Götz Kühnemund served as editor-in-chief of Rock Hard from 1990 until January 2014, when he, along with several other editors, departed the magazine due to financial constraints and creative differences with the magazine's founder and publisher, Holger Stratmann. Kühnemund, a prominent figure in the German metal scene, was known for his commitment to preserving what he termed "real heavy metal," resisting the push toward more commercial influences and opening the magazine to diverse metal substyles.
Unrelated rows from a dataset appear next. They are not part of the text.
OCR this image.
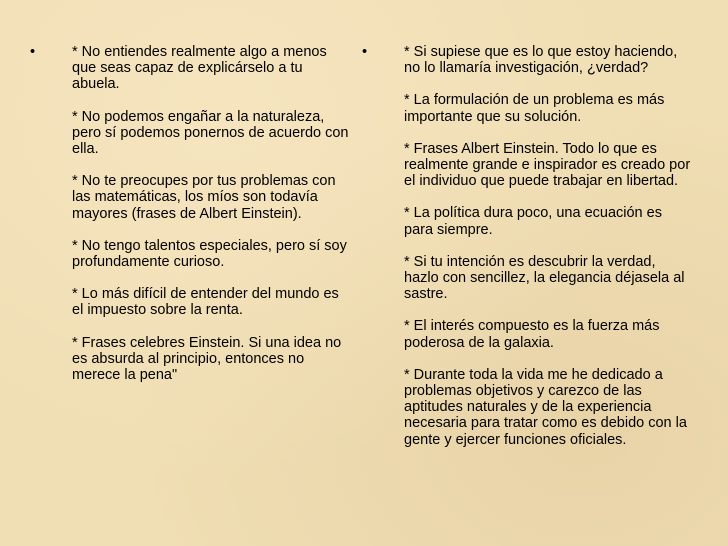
•	* No entiendes realmente algo a menos que seas capaz de explicárselo a tu abuela.

* No podemos engañar a la naturaleza, pero sí podemos ponernos de acuerdo con ella.

* No te preocupes por tus problemas con las matemáticas, los míos son todavía mayores (frases de Albert Einstein).

* No tengo talentos especiales, pero sí soy profundamente curioso.

* Lo más difícil de entender del mundo es el impuesto sobre la renta.

* Frases celebres Einstein. Si una idea no es absurda al principio, entonces no merece la pena"

•	* Si supiese que es lo que estoy haciendo, no lo llamaría investigación, ¿verdad?

* La formulación de un problema es más importante que su solución.

* Frases Albert Einstein. Todo lo que es realmente grande e inspirador es creado por el individuo que puede trabajar en libertad.

* La política dura poco, una ecuación es para siempre.

* Si tu intención es descubrir la verdad, hazlo con sencillez, la elegancia déjasela al sastre.

* El interés compuesto es la fuerza más poderosa de la galaxia.

* Durante toda la vida me he dedicado a problemas objetivos y carezco de las aptitudes naturales y de la experiencia necesaria para tratar como es debido con la gente y ejercer funciones oficiales.
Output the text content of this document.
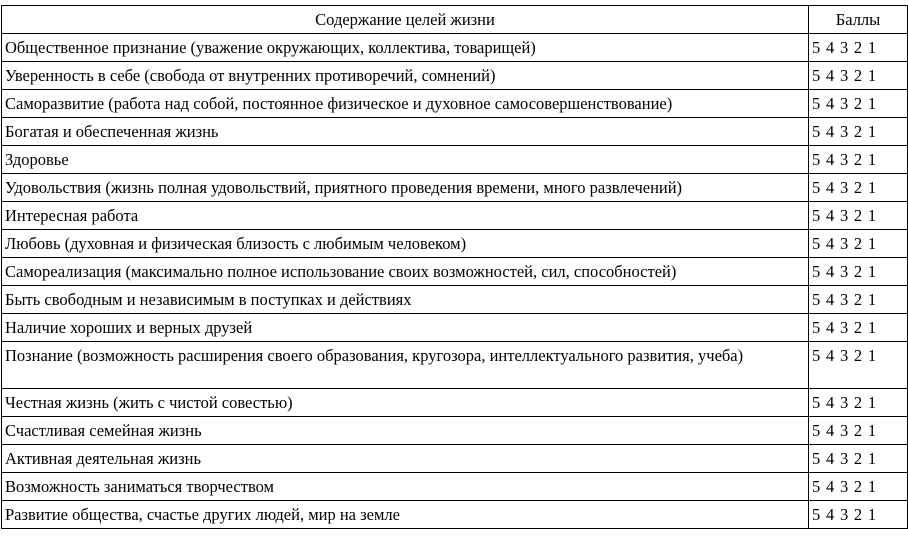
Содержание целей жизни	Баллы
Общественное признание (уважение окружающих, коллектива, товарищей)	5 4 3 2 1
Уверенность в себе (свобода от внутренних противоречий, сомнений)	5 4 3 2 1
Саморазвитие (работа над собой, постоянное физическое и духовное самосовершенствование)	5 4 3 2 1
Богатая и обеспеченная жизнь	5 4 3 2 1
Здоровье	5 4 3 2 1
Удовольствия (жизнь полная удовольствий, приятного проведения времени, много развлечений)	5 4 3 2 1
Интересная работа	5 4 3 2 1
Любовь (духовная и физическая близость с любимым человеком)	5 4 3 2 1
Самореализация (максимально полное использование своих возможностей, сил, способностей)	5 4 3 2 1
Быть свободным и независимым в поступках и действиях	5 4 3 2 1
Наличие хороших и верных друзей	5 4 3 2 1
Познание (возможность расширения своего образования, кругозора, интеллектуального развития, учеба)	5 4 3 2 1
Честная жизнь (жить с чистой совестью)	5 4 3 2 1
Счастливая семейная жизнь	5 4 3 2 1
Активная деятельная жизнь	5 4 3 2 1
Возможность заниматься творчеством	5 4 3 2 1
Развитие общества, счастье других людей, мир на земле	5 4 3 2 1
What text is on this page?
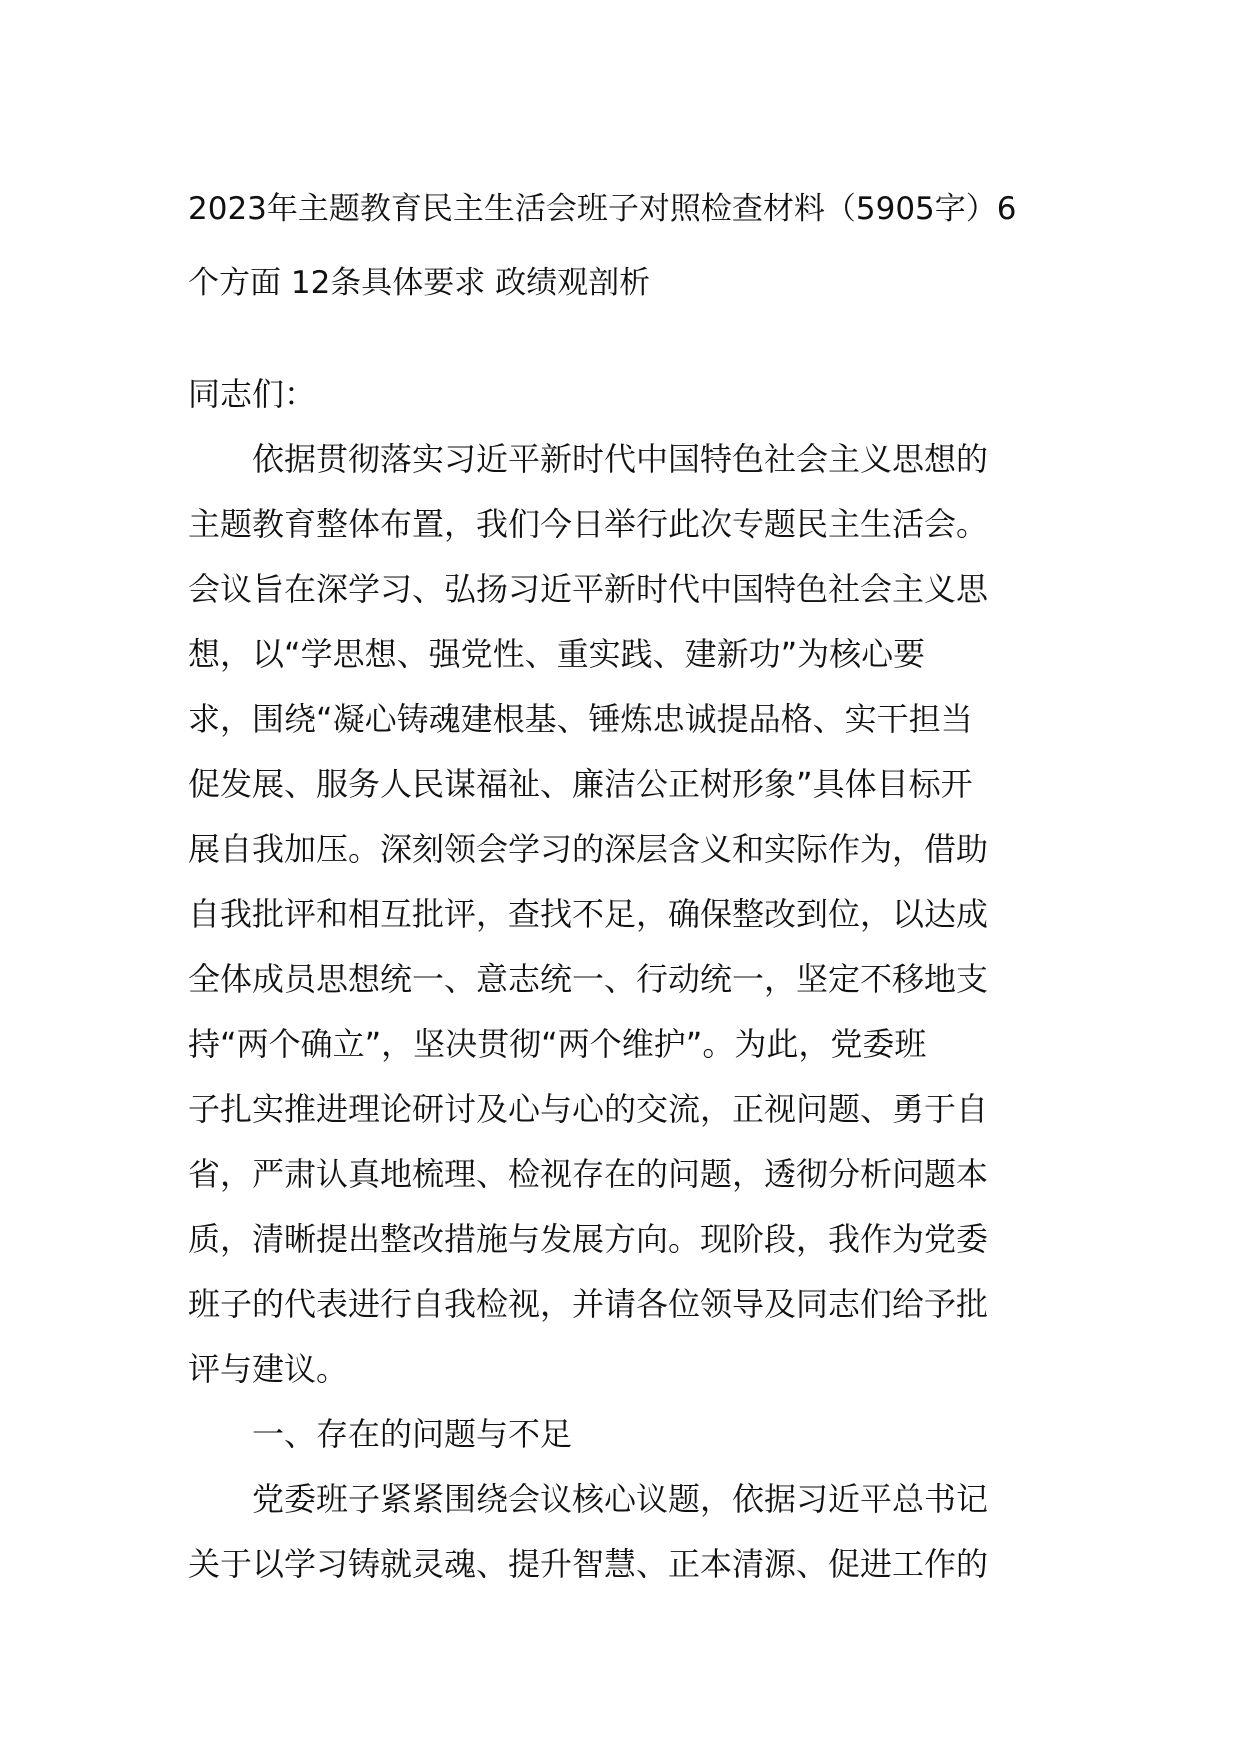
2023年主题教育民主生活会班子对照检查材料（5905字）6
个方面 12条具体要求 政绩观剖析
同志们：
　　依据贯彻落实习近平新时代中国特色社会主义思想的
主题教育整体布置，我们今日举行此次专题民主生活会。
会议旨在深学习、弘扬习近平新时代中国特色社会主义思
想，以“学思想、强党性、重实践、建新功”为核心要
求，围绕“凝心铸魂建根基、锤炼忠诚提品格、实干担当
促发展、服务人民谋福祉、廉洁公正树形象”具体目标开
展自我加压。深刻领会学习的深层含义和实际作为，借助
自我批评和相互批评，查找不足，确保整改到位，以达成
全体成员思想统一、意志统一、行动统一，坚定不移地支
持“两个确立”，坚决贯彻“两个维护”。为此，党委班
子扎实推进理论研讨及心与心的交流，正视问题、勇于自
省，严肃认真地梳理、检视存在的问题，透彻分析问题本
质，清晰提出整改措施与发展方向。现阶段，我作为党委
班子的代表进行自我检视，并请各位领导及同志们给予批
评与建议。
　　一、存在的问题与不足
　　党委班子紧紧围绕会议核心议题，依据习近平总书记
关于以学习铸就灵魂、提升智慧、正本清源、促进工作的
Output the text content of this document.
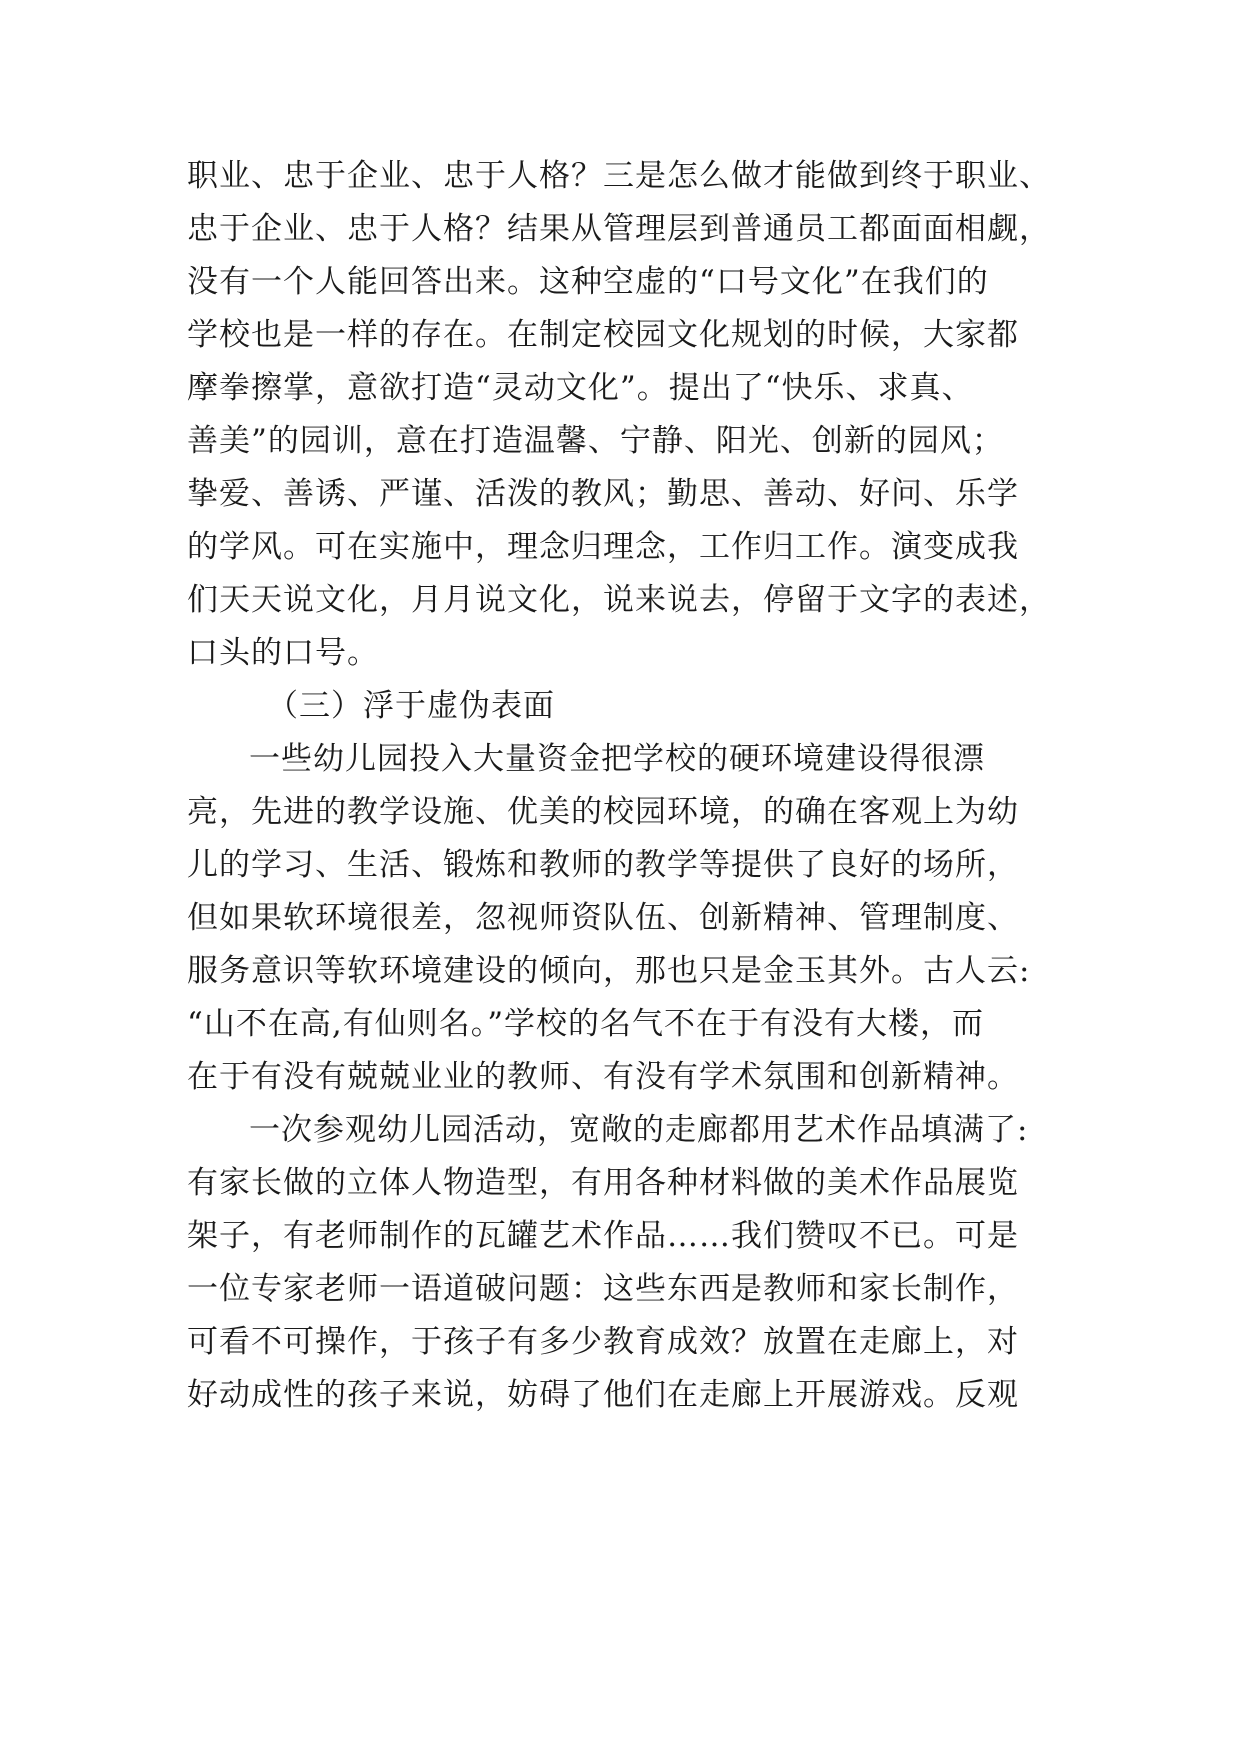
职业、忠于企业、忠于人格？三是怎么做才能做到终于职业、
忠于企业、忠于人格？结果从管理层到普通员工都面面相觑，
没有一个人能回答出来。这种空虚的“口号文化”在我们的
学校也是一样的存在。在制定校园文化规划的时候，大家都
摩拳擦掌，意欲打造“灵动文化”。提出了“快乐、求真、
善美”的园训，意在打造温馨、宁静、阳光、创新的园风；
挚爱、善诱、严谨、活泼的教风；勤思、善动、好问、乐学
的学风。可在实施中，理念归理念，工作归工作。演变成我
们天天说文化，月月说文化，说来说去，停留于文字的表述，
口头的口号。
（三）浮于虚伪表面
一些幼儿园投入大量资金把学校的硬环境建设得很漂
亮，先进的教学设施、优美的校园环境，的确在客观上为幼
儿的学习、生活、锻炼和教师的教学等提供了良好的场所，
但如果软环境很差，忽视师资队伍、创新精神、管理制度、
服务意识等软环境建设的倾向，那也只是金玉其外。古人云:
“山不在高,有仙则名。”学校的名气不在于有没有大楼，而
在于有没有兢兢业业的教师、有没有学术氛围和创新精神。
一次参观幼儿园活动，宽敞的走廊都用艺术作品填满了:
有家长做的立体人物造型，有用各种材料做的美术作品展览
架子，有老师制作的瓦罐艺术作品……我们赞叹不已。可是
一位专家老师一语道破问题：这些东西是教师和家长制作，
可看不可操作，于孩子有多少教育成效？放置在走廊上，对
好动成性的孩子来说，妨碍了他们在走廊上开展游戏。反观
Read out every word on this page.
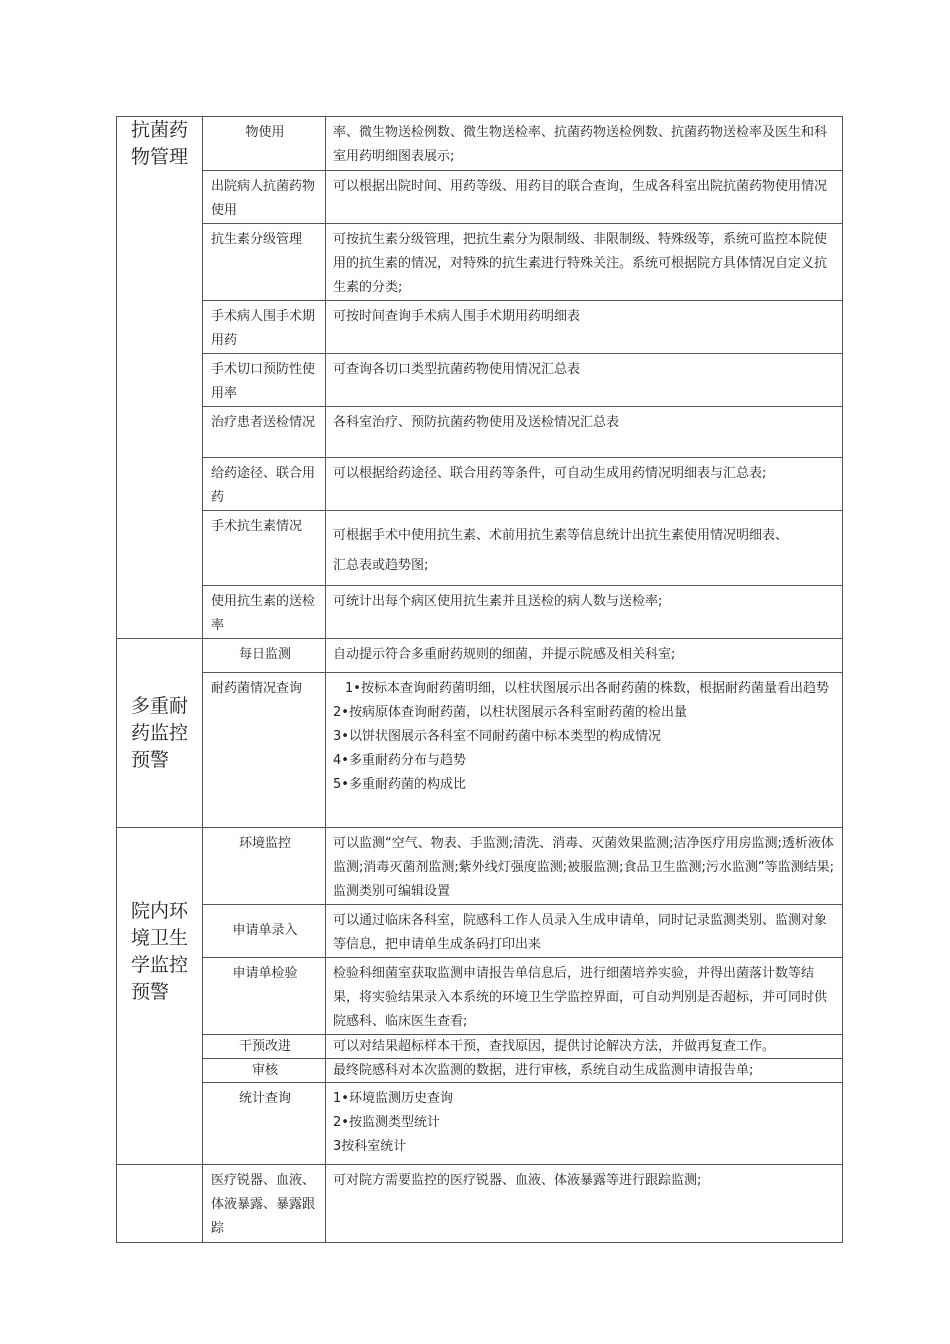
抗菌药物管理	物使用	率、微生物送检例数、微生物送检率、抗菌药物送检例数、抗菌药物送检率及医生和科室用药明细图表展示;
	出院病人抗菌药物使用	可以根据出院时间、用药等级、用药目的联合查询，生成各科室出院抗菌药物使用情况
	抗生素分级管理	可按抗生素分级管理，把抗生素分为限制级、非限制级、特殊级等，系统可监控本院使用的抗生素的情况，对特殊的抗生素进行特殊关注。系统可根据院方具体情况自定义抗生素的分类;
	手术病人围手术期用药	可按时间查询手术病人围手术期用药明细表
	手术切口预防性使用率	可查询各切口类型抗菌药物使用情况汇总表
	治疗患者送检情况	各科室治疗、预防抗菌药物使用及送检情况汇总表
	给药途径、联合用药	可以根据给药途径、联合用药等条件，可自动生成用药情况明细表与汇总表;
	手术抗生素情况	可根据手术中使用抗生素、术前用抗生素等信息统计出抗生素使用情况明细表、
汇总表或趋势图;

	使用抗生素的送检率	可统计出每个病区使用抗生素并且送检的病人数与送检率;

多重耐药监控预警	每日监测	自动提示符合多重耐药规则的细菌，并提示院感及相关科室;
	耐药菌情况查询	1•按标本查询耐药菌明细，以柱状图展示出各耐药菌的株数，根据耐药菌量看出趋势
2•按病原体查询耐药菌，以柱状图展示各科室耐药菌的检出量
3•以饼状图展示各科室不同耐药菌中标本类型的构成情况
4•多重耐药分布与趋势
5•多重耐药菌的构成比

院内环境卫生学监控预警	环境监控	可以监测“空气、物表、手监测;清洗、消毒、灭菌效果监测;洁净医疗用房监测;透析液体监测;消毒灭菌剂监测;紫外线灯强度监测;被服监测;食品卫生监测;污水监测”等监测结果;监测类别可编辑设置
	申请单录入	可以通过临床各科室，院感科工作人员录入生成申请单，同时记录监测类别、监测对象等信息，把申请单生成条码打印出来
	申请单检验	检验科细菌室获取监测申请报告单信息后，进行细菌培养实验，并得出菌落计数等结果，将实验结果录入本系统的环境卫生学监控界面，可自动判别是否超标，并可同时供院感科、临床医生查看;
	干预改进	可以对结果超标样本干预，查找原因，提供讨论解决方法，并做再复查工作。
	审核	最终院感科对本次监测的数据，进行审核，系统自动生成监测申请报告单;
	统计查询	1•环境监测历史查询
2•按监测类型统计
3按科室统计

	医疗锐器、血液、体液暴露、暴露跟踪	可对院方需要监控的医疗锐器、血液、体液暴露等进行跟踪监测;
His departure was likened to "the pope leaving the church." Following his exit, Kühnemund founded a new magazine titled Deaf Forever. Boris Kaiser and Michael Rensen took over as co-editors-in-chief, but since February 2016, only Boris Kaiser has held the title, while Michael Rensen has returned to his role as an editor.

Rock Hard maintained its own music streaming channel on the internet video portal Putpat.tv. Additionally, it publishes its own mobile app, available on both iTunes and Google Play. This development was a response to declining sales of the printed magazine, a trend that has impacted all music publications in Germany in recent years and has also compelled Rock Hard to "concentrate on the core business," utilizing the online sector for marketing and supplementary services.